Marie, avec son admirable rectitude de jugement, n’hésite pas. Elle opte pour la « loi de Moïse », contre ses privilèges, ayant en vue l’édification des Juifs, qui n’auraient rien compris à son abstention, et, bien plus encore, pour l’édification des chrétiens, qu’elle engage ainsi à un parfait respect de la loi de Dieu.
Et Bernadette fut sa parfaite imitatrice le 22 février. Elle aussi, selon l’expression de l’abbé Archelet, « opte pour le Décalogue contre la dévotion ». Ce jour-là, en effet, elle reçoit l’ordre de ses parents « non seulement de ne pas retourner à Massabielle, mais d’aller à l’école et de ne dévier ni à droite ni à gauche ». Cruelle alternative pour l’enfant ! « Elle nous disait, raconte Basile Casterot : ça me fait bien de la peine. Il faut que je désobéisse ou à vous ou à cette Dame ». Elle avait, semble-t-il, une raison suffisante pour transgresser l’ordre de ses parents. N’avait-elle pas promis d’aller à la Grotte durant quinze jours, et cette promesse ne l’avait-elle pas faite à une Dame mystérieuse dont l’autorité transcendait celle de ses parents ? Que devait-elle faire ? Si l’on se réfère au mystère de la Purification, elle devait se soumettre à la loi du Décalogue, qui veut qu’un enfant obéisse à ses parents. Et c’est ce qu’elle fit.
C’est plutôt ce qu’elle se proposait de faire, mais quand, l’après-midi, se rendant à l’école, elle fut parvenue à quelques pas de la caserne de gendarmerie, elle est arrêtée par une main mystérieuse qui l’empêche d’avancer et l’entraîne vers la Grotte. C’est en vain qu’elle résiste. Elle n’est pas responsable. Dieu a besoin d’elle pour nous mettre sous les yeux, dans un saisissant relief, la leçon du quatrième mystère joyeux.

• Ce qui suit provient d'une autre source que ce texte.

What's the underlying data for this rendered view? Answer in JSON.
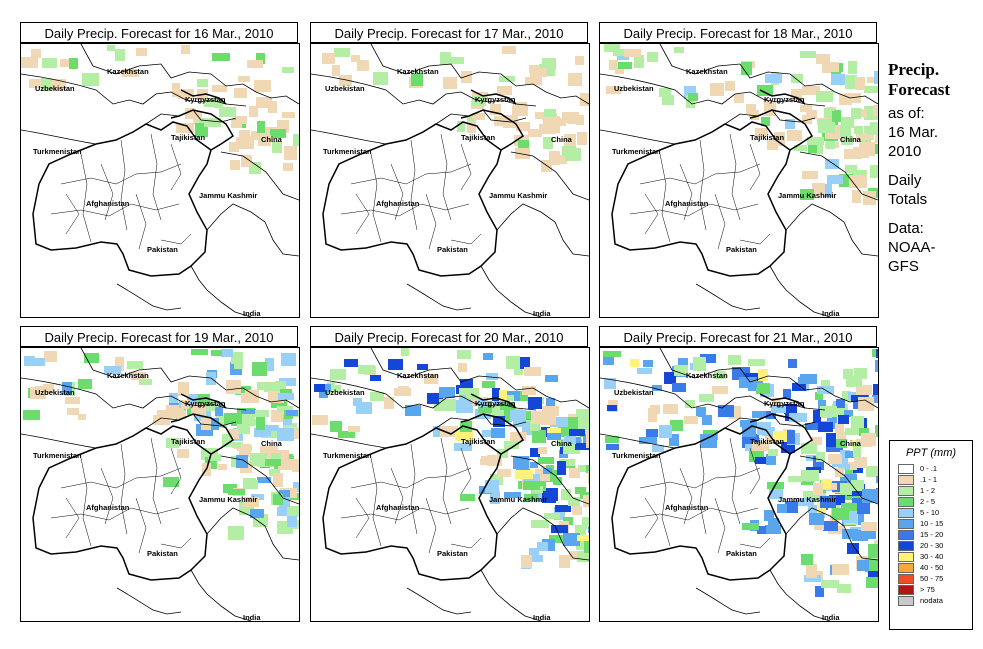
{
  "panels": [
    {
      "title": "Daily Precip. Forecast for  16 Mar., 2010",
      "level": 0
    },
    {
      "title": "Daily Precip. Forecast for  17 Mar., 2010",
      "level": 0
    },
    {
      "title": "Daily Precip. Forecast for  18 Mar., 2010",
      "level": 1
    },
    {
      "title": "Daily Precip. Forecast for  19 Mar., 2010",
      "level": 2
    },
    {
      "title": "Daily Precip. Forecast for  20 Mar., 2010",
      "level": 3
    },
    {
      "title": "Daily Precip. Forecast for  21 Mar., 2010",
      "level": 4
    }
  ],
  "map_labels": {
    "kazakhstan": "Kazekhstan",
    "uzbekistan": "Uzbekistan",
    "kyrgyzstan": "Kyrgyzstan",
    "tajikistan": "Tajikistan",
    "turkmenistan": "Turkmenistan",
    "china": "China",
    "afghanistan": "Afghanistan",
    "jammu_kashmir": "Jammu Kashmir",
    "pakistan": "Pakistan",
    "india": "India"
  },
  "side": {
    "title_line1": "Precip.",
    "title_line2": "Forecast",
    "as_of": "as of:",
    "date_line1": "16 Mar.",
    "date_line2": "2010",
    "totals_line1": "Daily",
    "totals_line2": "Totals",
    "data_line1": "Data:",
    "data_line2": "NOAA-",
    "data_line3": "GFS"
  },
  "legend": {
    "title": "PPT (mm)",
    "items": [
      {
        "label": "0 - .1",
        "color": "#ffffff"
      },
      {
        "label": ".1 - 1",
        "color": "#f0d8b4"
      },
      {
        "label": "1 - 2",
        "color": "#b4eea4"
      },
      {
        "label": "2 - 5",
        "color": "#6cdc6c"
      },
      {
        "label": "5 - 10",
        "color": "#98d0f8"
      },
      {
        "label": "10 - 15",
        "color": "#5aa6ee"
      },
      {
        "label": "15 - 20",
        "color": "#3a7ae8"
      },
      {
        "label": "20 - 30",
        "color": "#1446d8"
      },
      {
        "label": "30 - 40",
        "color": "#fff27a"
      },
      {
        "label": "40 - 50",
        "color": "#f8a838"
      },
      {
        "label": "50 - 75",
        "color": "#ee4e20"
      },
      {
        "label": "> 75",
        "color": "#b41414"
      },
      {
        "label": "nodata",
        "color": "#c8c8c8"
      }
    ]
  }
}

Les gendarmes, de leurs fenêtres, remarquent ses hésitations et ses piétinements devant l’obstacle invisible. Dès qu’ils voient l’enfant faire volte-face, ils se hâtent de la suivre.
En chemin, Bernadette demande qu’on aille lui chercher le cierge de sa marraine, dont elle se servait aux cérémonies de la Chandeleur. Cette demande trahit son dessein. Bientôt des enfants et des femmes la rejoignent. Et le « cortège » se rend à Massabielle. En avant, marche la voyante « calme, modeste et sereine », son cierge de Chandeleur à la main. Deux gendarmes, représentants de la Loi, tels deux acolytes, l’encadrent. Et la foule suit, composée d’une « cinquantaine de femmes, filles et petits garçons ».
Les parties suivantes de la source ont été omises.